ROUSSEAU : L'IDÉE GÉNÉRALE N'EST JAMAIS UNE IMAGE
ROUSSEAU : L'IDÉE GÉNÉRALE N'EST JAMAIS UNE IMAGE
On définit l'idée comme une représentation intellectuelle de quelque chose ; mais l'image mentale en est également une. En quoi se distinguent-elles donc ? En cela, répond Rousseau, que l'idée est générale, tandis que l'image est particulière. Si l'idée est particulière, elle devient une image. L'idée n'est donc pas représentable, elle est un concept qui n'existe que grâce au langage.
« Toute idée générale est purement intellectuelle ; pour peu que l’imagination s’en mêle, l’idée devient aussitôt particulière. Essayez de vous tracer l’image d'un arbre en général, jamais vous n’en viendrez à bout ; malgré vous il faudra le voir petit ou grand, rare ou touffu, clair ou foncé ; et s'il dépendait de vous de n’y voir que ce qui se trouve en tout arbre, cette image ne ressemblerait plus à un arbre.
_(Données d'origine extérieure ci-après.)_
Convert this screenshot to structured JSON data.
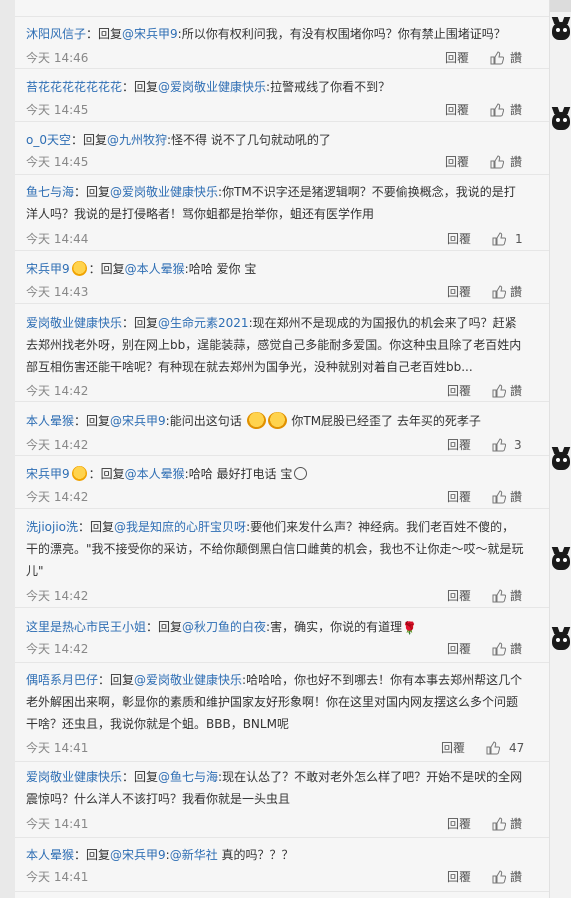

Les êtres purement abstraits se voient de même, ou ne se conçoivent que par le discours. La définition seule du triangle vous en donne la véritable idée ; sitôt que vous en figurez un dans votre esprit, c'est un tel triangle et non pas un autre, et vous ne pouvez éviter d'en rendre les lignes sensibles ou le plan coloré. Il faut donc énoncer des propositions, il faut donc parler pour avoir des idées générales ; car sitôt que l'imagniation s'arrête, l'esprit ne marche plus qu'à l'aide du discours. »
Rousseau, De l'inégalité, Ie partie
ordre des idées
1) Thèse centrale : l'image est toujours particulière, l'idée générale est toujours abstraite.
2) Deux exemples : On ne peut imaginer ni « l'arbre en général » ni « le triangle », on imagine toujours un certain arbre ou un certain triangle particulier.
3) Conclusions quant à l'idée générale :
— Elle ne consiste pas en une image, mais en une proposition : la définition de ce dont elle est l'idée (par exemple, l'idée générale du triangle, c'est “un polygone à trois côtés”). — Elle est donc liée au langage : on ne peut avoir d'idée générale que si l'on parle.